Extracting parts of a message (using regular expressions?)

Hi All,

I am trying to create a bot to help novice programmers to, amongst other things, decode compiler error messages. The idea is that they could copy and paste the error message and be offered help on what it really means and how to fix it. I’d like to extract some information from the message and use in in the response.


Chatbot: Paste your error here
User: ERROR on line 17: Variable counter has not been assigned a value.
Chatbot: This error means that somewhere on line 17 you are trying to use a
variable called "counter", but the computer has not seen this variable 
before and so doesn't know about it.
Chatbot: Possible Solution: If you think you have created this variable and
put a value in it, then check your spelling of the variable name.
Example of this error
number = 4
number = Number + 1
In this case the computer sees Number as a different variable to number
Chatbot: Possible Solution: Make sure that the variable has a value before
you use it. This might be as simple as setting a score to 0 before a game
Example of this error
score = score + 1
In this case, the variable score has not been set a value. The computer tries
to evaluate score + 1, but gets stuck because it doesn't know what 
score is

Most chatbots, including botpress, seem to work well with training and NL data, but this seems more like a job for regular expressions or similar. I have looked at the patterns in the NLU unit, but they seem to match the whole pattern rather than being able to extract part of it.

Any ideas about how to approach a project like this? Code it in a custom action?

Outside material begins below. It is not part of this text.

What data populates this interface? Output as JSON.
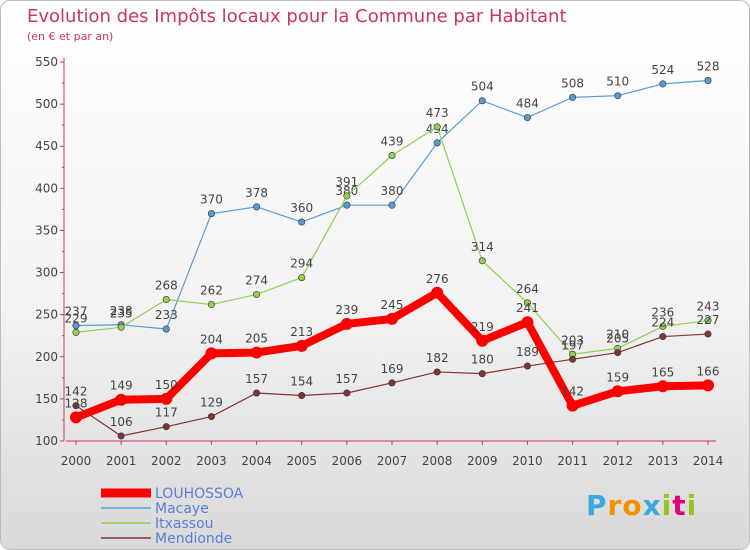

I have a lot of development experience, but this would be my first botpress bot.


That’s a cool use case.

Yes, patterns entities in Botpress NLU are extracted as whole patterns. If you really want to use pattern entities, I suggest you can create different entities with your sub patterns you want to match.

But since parsing those code snippets wont really be natural language, I suggest you create a beforeInfoming hook and handle the parsing from there.

Let me know about your progress, I think that’s an interesting idea.

Thanks for the encouragement.

So, to make this generic and simple to update, I don’t really want to hard code the regular expressions. I have checked, and I can add groups into the pattern.

My current idea is to use an afterincoming hook to check if a matching message has been detected. What I then want to do is get the original regex which will then be used to extract groups (as many as there are) into variables (a variable, an entity? - but named regex_param1, regex_param2 etc) and then trigger an intent of the same name as the hook. I would do this by doing a search and replace on the regexp - i.e. rewrite it to $1 and store in regex_param1, then rewrite it to $2 and store in regex_param2.

This would mean by inserting a regex and intent with the same name, I can update the bot just through the GUI.

The main issue at the moment is getting hold of the original regex. At the moment I am looking into using getFileAsObject to read in the pattern definitions.

Sound like a sound approach? Am I going 3 sides round the square anywhere?

In the long term, would this be better as a module?



Update on this - now mostly working. In the end I added an action to do the extraction rather than a hook. Using a hook meant that I didn’t have access to the temp variable - so I couldn’t see how to pass the data back to the bot.

At the moment I am reading the matched entity file in as an object and using this to extract the pattern. I would love to know if I can get at the pattern without having to read in the json.

I can now detect two different error messages and flow to relevant cards. I am looking at using jumpTo rather than having to flow to each one manually.

The regex matching is all done first, so if there is no match then it will use NLU to answer general questions about programming.